To address this controversy, we first characterized further two anti-endosialin monoclonal antibodies, B1/35 and B1/22. Both antibodies showed an identical cell surface staining and western blotting pattern on cultured human fibroblasts and importantly both antibodies were able to detect endosialin in formalin-fixed paraffin-embedded sections. Monoclonal antibody B1/35 was then used to characterize the expression of endosialin in normal brain and in high-grade gliomas. In agreement with previous studies in the mouse brain and human brain tumor samples,12, 13, 15 no expression of endosialin was detected in the normal adult human brain but expression was upregulated in the vasculature of all high-grade gliomas examined. Highest levels of expression were found in the grade IV gliomas and in particular on the glomeruloid microvascular proliferations. These are tufted collections of newly formed vascular channels containing hyperplastic endothelial cells surrounded by numerous pericytes and a basal lamina.19 Next, we combined immunofluorescent double labeling of formalin-fixed paraffin-embedded sections with high resolution confocal imaging of thin (∼0.5 μm) optical sections. Costaining of these sections with the anti-endosialin monoclonal antibody B1/35 and with an antibody against the endothelium-specific marker CD34 revealed a clear separation of the two antibodies, with the endosialin-positive cells lying adjacent to the endothelial cells. This separation of staining was detected in both the smaller vessels and the larger complex glomeruloid microvascular proliferations. Double labeling of sections with antibodies against endosialin and the frequently used pericyte marker α-smooth muscle actin,20, 21, 22 confirmed that endosialin is expressed by α-smooth muscle actin-positive pericytes.
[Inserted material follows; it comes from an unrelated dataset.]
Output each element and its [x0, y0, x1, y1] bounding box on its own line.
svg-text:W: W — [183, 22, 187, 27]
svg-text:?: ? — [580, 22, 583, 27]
In conclusion, endosialin is not expressed in the vasculature of normal adult brain but strongly upregulated in tumor vessels in high-grade gliomas. By employing confocal microscopy of immunolabeled formalin-fixed paraffin-embedded sections, it was unambiguously shown that the expression of endosialin is restricted to perivascular cells and some scattered fibroblasts, validating endosialin as a robust pericyte marker. The significance of these findings is twofold. First, mice with a homozygous deletion in endosialin (Cd248) show impaired growth, invasion and vascularization of implanted abdominal tumors,17 suggesting that endosialin expression on pericytes has an important functional role in the tumor vasculature. Second, there is increasing evidence that antiangiogenic therapies targeting both endothelial cells and pericytes are more effective than single-agent therapies.23 Endosialin, unlike other pericyte makers, is not expressed in the normal vasculature, but strongly upregulated in the tumor vasculature. As a consequence targeting endosialin or pathways associated with this receptor offer an attractive therapeutic opportunity. This may be particularly relevant to glioblastoma multiforme, which is characterized by extensive microvascular proliferation, but for which there is currently little targeted treatments.